The Start of Things: Countdown to Medical School
For the last two weeks, my family has accompanied me on a vacation around the East Coast, the final destination set in Albany, NY. It was quite fun exploring new places and being preoccupied on not-being-lost, but the busy schedule of taking pictures and sightseeing distracted me from really realizing my gap-year days ticking away and my medical-student days inching closer. Not that I am not excited for school.
Even moving in felt more like a method of distraction rather than a preparation into the start of school. I was stressing about things to buy, combing over my memory for anything that I might have missed, setting everything up. That solid, real feeling that I was going to start medical school all by myself started to sink in when my parents were hugging me goodbye.
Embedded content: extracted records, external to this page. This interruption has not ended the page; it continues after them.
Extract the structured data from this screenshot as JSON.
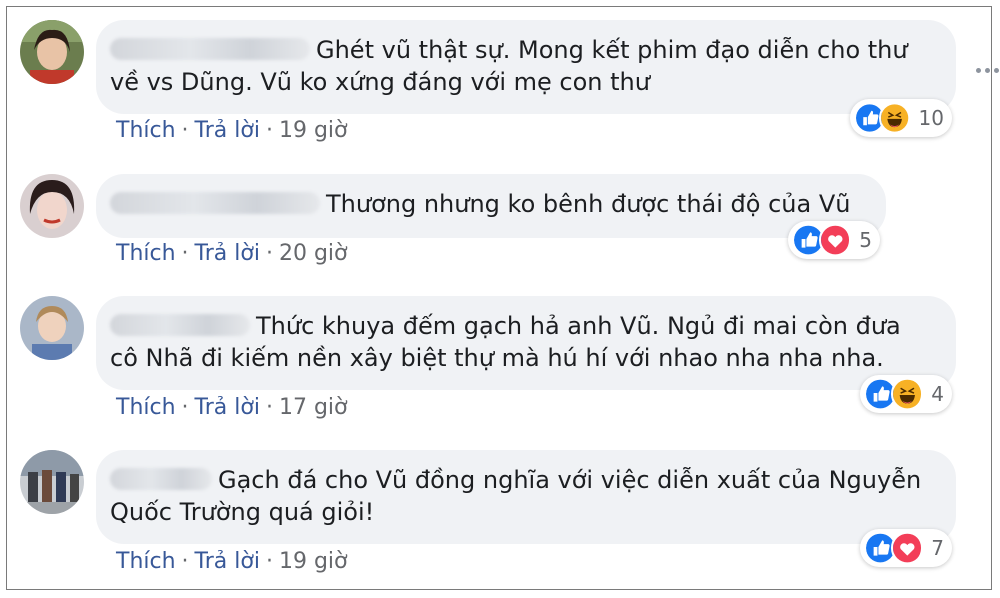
{
  "actions": {
    "like": "Thích",
    "reply": "Trả lời"
  },
  "comments": [
    {
      "text_line1": "Ghét vũ thật sự. Mong kết phim đạo diễn cho thư",
      "text_line2": "về vs Dũng. Vũ ko xứng đáng với mẹ con thư",
      "time": "19 giờ",
      "reactions": [
        "like",
        "haha"
      ],
      "count": "10"
    },
    {
      "text_line1": "Thương nhưng ko bênh được thái độ của Vũ",
      "time": "20 giờ",
      "reactions": [
        "like",
        "love"
      ],
      "count": "5"
    },
    {
      "text_line1": "Thức khuya đếm gạch hả anh Vũ. Ngủ đi mai còn đưa",
      "text_line2": "cô Nhã đi kiếm nền xây biệt thự mà hú hí với nhao nha nha nha.",
      "time": "17 giờ",
      "reactions": [
        "like",
        "haha"
      ],
      "count": "4"
    },
    {
      "text_line1": "Gạch đá cho Vũ đồng nghĩa với việc diễn xuất của Nguyễn",
      "text_line2": "Quốc Trường quá giỏi!",
      "time": "19 giờ",
      "reactions": [
        "like",
        "love"
      ],
      "count": "7"
    }
  ],
  "colors": {
    "link": "#385898",
    "bubble": "#f0f2f5",
    "like": "#1877f2",
    "love": "#f33e58",
    "haha": "#f7b125"
  },
  "icons": {
    "more": "more-horizontal-icon"
  }
}
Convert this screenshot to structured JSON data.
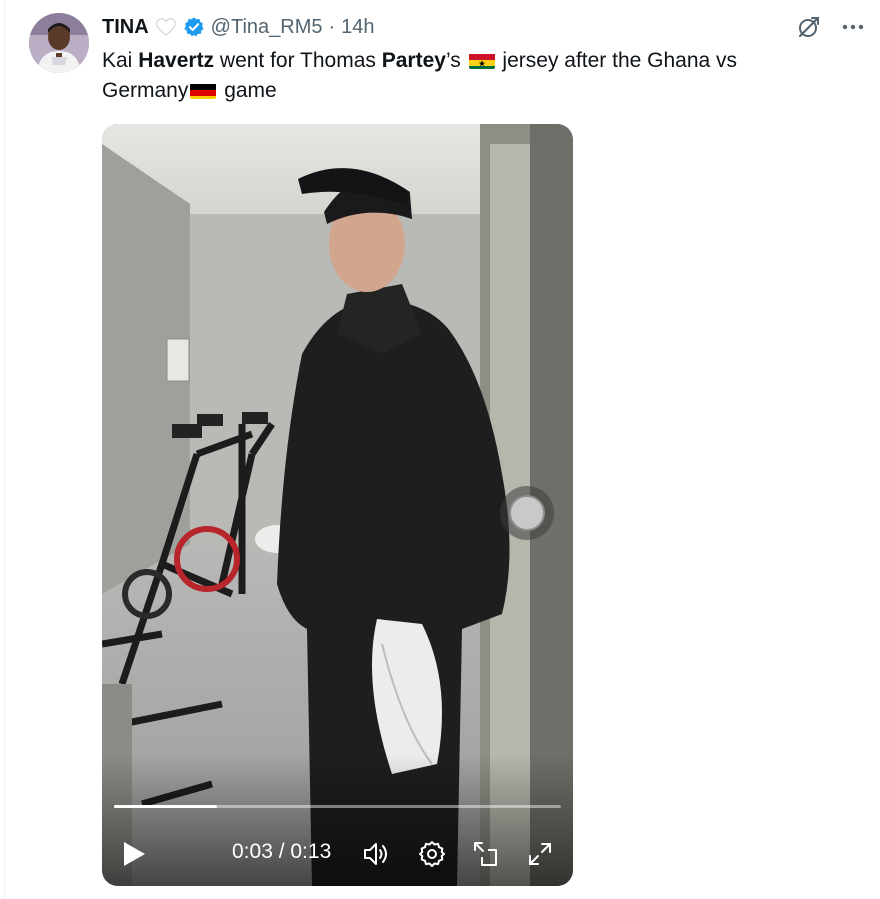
{
  "tweet": {
    "author_name": "TINA",
    "author_handle": "@Tina_RM5",
    "separator": "·",
    "time": "14h",
    "text_parts": {
      "p1": "Kai ",
      "p2": "Havertz",
      "p3": "  went for Thomas ",
      "p4": "Partey",
      "p5": "’s ",
      "p6": " jersey after the Ghana  vs",
      "p7": "Germany",
      "p8": " game"
    }
  },
  "icons": {
    "avatar": "avatar",
    "heart": "heart-icon",
    "verified": "verified-badge-icon",
    "grok": "grok-icon",
    "more": "more-icon",
    "ghana_flag": "ghana-flag-icon",
    "germany_flag": "germany-flag-icon",
    "play": "play-icon",
    "volume": "volume-icon",
    "settings": "settings-icon",
    "pip": "picture-in-picture-icon",
    "fullscreen": "fullscreen-icon"
  },
  "video": {
    "timecode": "0:03 / 0:13",
    "progress": 0.23
  },
  "colors": {
    "verified_blue": "#1d9bf0",
    "secondary_text": "#536471"
  }
}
As I spent that afternoon feeling a bit nostalgic and mopey, I realized two things: first, I was really going to be a medical student, and second, this was the first time that I was going be off to school by myself. In college, I had been away from my parents, an I do have a floormate (hopefully) for the next four years, but the situation feels somewhat different. I suppose there are several reasons for that. The most obvious one was that I did not start entirely alone in San Diego; I had a few friends who were already there, and he was down in Irvine - close enough to keep me company. I am not adverse to making new starts and meeting new people, but being in a new environment always scares me a bit. Maybe because every time I am terrified that this time will not be like last time - that the people this time will not like me like they had accepted me last time. The comfort of having an already established friend in my new environment always put me at ease knowing that I could have someone to confide in if I met troubles at the start. More than having to rely on my friends, I despise having to rely on strangers.
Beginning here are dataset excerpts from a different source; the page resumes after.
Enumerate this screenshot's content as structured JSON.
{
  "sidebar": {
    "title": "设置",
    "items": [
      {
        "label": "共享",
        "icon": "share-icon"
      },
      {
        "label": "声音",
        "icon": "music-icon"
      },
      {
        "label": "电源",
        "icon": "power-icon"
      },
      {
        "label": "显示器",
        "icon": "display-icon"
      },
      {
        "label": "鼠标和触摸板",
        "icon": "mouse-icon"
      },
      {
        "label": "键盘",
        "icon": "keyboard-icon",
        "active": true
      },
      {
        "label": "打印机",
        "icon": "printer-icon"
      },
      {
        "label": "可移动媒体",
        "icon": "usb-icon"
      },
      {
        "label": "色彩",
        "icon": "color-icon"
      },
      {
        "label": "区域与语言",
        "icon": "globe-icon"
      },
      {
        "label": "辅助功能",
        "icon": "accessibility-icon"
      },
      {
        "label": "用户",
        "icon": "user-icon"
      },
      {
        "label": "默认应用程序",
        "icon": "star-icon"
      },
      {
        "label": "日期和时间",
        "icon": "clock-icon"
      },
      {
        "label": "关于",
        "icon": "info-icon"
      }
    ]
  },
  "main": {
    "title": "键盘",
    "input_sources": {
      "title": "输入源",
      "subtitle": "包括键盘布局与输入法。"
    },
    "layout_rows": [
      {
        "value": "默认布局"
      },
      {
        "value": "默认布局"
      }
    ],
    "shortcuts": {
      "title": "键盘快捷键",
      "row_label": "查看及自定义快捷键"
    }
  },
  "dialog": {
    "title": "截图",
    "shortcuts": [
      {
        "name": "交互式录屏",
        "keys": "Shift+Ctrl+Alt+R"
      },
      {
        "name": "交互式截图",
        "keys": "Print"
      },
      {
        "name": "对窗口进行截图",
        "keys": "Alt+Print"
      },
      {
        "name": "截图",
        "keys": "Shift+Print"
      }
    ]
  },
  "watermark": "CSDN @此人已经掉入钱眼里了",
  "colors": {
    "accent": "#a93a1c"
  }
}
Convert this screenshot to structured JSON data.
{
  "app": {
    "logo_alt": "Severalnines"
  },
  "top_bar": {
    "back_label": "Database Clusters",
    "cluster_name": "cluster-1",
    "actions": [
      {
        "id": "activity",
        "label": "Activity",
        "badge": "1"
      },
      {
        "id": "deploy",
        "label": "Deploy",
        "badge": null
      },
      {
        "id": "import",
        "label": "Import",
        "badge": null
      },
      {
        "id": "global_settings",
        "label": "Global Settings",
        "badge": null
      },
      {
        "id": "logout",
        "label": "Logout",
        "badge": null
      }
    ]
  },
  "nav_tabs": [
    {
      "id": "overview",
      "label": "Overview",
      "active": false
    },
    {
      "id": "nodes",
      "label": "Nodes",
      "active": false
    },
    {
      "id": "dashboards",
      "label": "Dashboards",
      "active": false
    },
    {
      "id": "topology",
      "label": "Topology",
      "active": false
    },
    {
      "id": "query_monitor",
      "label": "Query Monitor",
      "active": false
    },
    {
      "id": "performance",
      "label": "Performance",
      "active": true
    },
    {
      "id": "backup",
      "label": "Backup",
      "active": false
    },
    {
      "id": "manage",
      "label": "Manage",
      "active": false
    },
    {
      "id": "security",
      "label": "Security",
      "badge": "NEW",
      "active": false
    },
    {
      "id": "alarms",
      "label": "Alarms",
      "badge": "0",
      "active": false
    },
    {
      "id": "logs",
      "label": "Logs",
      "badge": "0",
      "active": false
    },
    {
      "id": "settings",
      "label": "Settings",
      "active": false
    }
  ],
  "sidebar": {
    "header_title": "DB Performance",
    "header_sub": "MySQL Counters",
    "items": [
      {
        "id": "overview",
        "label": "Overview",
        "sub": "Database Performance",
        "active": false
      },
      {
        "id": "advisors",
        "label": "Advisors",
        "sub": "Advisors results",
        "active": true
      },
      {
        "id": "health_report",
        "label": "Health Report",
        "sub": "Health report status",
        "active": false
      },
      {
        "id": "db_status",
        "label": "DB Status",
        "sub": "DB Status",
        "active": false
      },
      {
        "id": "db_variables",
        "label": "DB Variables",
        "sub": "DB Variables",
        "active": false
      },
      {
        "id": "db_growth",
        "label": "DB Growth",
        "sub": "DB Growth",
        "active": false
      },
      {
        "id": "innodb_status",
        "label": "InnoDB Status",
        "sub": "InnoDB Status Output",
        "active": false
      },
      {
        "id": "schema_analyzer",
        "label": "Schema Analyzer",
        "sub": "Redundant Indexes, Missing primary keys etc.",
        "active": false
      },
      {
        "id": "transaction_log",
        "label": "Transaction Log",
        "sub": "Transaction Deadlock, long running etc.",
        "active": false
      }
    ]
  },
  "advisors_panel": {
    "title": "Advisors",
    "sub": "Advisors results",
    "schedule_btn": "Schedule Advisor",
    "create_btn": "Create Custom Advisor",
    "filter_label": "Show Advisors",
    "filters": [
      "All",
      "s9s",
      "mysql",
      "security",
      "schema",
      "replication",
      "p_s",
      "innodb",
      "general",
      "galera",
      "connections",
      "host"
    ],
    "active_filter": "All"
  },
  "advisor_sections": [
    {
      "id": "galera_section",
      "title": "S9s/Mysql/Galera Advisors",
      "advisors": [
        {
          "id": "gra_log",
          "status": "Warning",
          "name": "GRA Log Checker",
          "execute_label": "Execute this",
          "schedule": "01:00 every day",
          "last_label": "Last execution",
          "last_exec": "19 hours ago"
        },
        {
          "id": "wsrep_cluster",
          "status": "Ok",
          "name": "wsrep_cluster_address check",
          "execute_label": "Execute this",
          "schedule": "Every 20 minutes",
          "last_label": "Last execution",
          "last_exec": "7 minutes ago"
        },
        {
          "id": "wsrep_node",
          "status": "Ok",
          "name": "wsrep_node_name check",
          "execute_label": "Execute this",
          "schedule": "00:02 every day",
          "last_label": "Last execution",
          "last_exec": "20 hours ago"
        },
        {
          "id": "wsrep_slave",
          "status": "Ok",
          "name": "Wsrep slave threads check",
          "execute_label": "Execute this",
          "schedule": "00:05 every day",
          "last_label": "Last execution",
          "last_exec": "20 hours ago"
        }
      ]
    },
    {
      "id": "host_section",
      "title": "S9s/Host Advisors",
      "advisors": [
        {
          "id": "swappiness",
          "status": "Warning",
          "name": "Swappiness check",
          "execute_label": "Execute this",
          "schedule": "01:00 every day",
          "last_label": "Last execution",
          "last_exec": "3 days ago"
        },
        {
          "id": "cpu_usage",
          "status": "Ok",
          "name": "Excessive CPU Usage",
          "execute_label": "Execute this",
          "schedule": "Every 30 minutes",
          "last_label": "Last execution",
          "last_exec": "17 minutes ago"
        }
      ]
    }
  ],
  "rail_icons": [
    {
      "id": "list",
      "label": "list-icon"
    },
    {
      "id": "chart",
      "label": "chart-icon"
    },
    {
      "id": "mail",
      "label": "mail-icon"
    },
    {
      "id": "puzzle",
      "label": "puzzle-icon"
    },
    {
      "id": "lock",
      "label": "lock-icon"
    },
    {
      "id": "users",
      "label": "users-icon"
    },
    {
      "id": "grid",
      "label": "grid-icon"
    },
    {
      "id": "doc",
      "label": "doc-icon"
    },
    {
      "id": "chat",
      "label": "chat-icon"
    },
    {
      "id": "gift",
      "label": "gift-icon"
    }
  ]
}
And new places are always filled with strangers.
The circumstance is also quite different this time. In the undergraduate situation, everything was more casual and friendly. Everyone was here to learn and to explore. Here (not sure if this is just my paranoid self being its usual cantankerous self), I feel like the situation is more serious, more professional. Everyone here is a medical student, and everyone is certain. There seems to be more all-to-himself texture to the situation. Although, to be fair, my experiences with Albany Medical College (AMC) have all been friendly and positive so far, so maybe I am just trying to scare myself into failure. Who knows?
Or perhaps I am simply experiencing anxiety prior to the commencement of things?
New beginnings always feel so strange, like the way new toothpaste slightly chafes uncomfortably but not necessarily badly. Simultaneously, I am excited for school to learn about all the things that I have been dreaming and awaiting for; I am baffled and still uncertain that I have actually got into medical school and that I am really really a real medical student (not that there are fake medical students?); and I am apprehensive with a slight hint of doom that there is now no going back. A part of me has always dreaded and groaned in distaste of my stubborn persistence for medicine (a virtue, my friends say). Yes, I have almost always known what I have wanted to do, but that also strikes the fear of
well, what if you don't succeed?
To me, there is almost nothing else that I can devote to like medicine. The doubts - what if I fail? what if I burn out? - and the worst - what if I hate it? bubble and become more pregnant in this lapse before I can distract myself with studying and immersing myself fully in the curriculum.
What if I hate medicine?
I do not think I will, and I know I have concrete backups that I can pursue if this dream sublimes into bubbles, but doubt always lurks. I do not like uncertainty and even more, change. To me, realizing a contradiction that I had been so sure all my life is more frightening that medical school itself.
But maybe I am just being bored and worrying about unnecessarily because I have nothing else to worry about.
I apologize for the redundancies and now gloomy note that we ended on. Perhaps the next (and not so belated) post would be more fun and entertaining.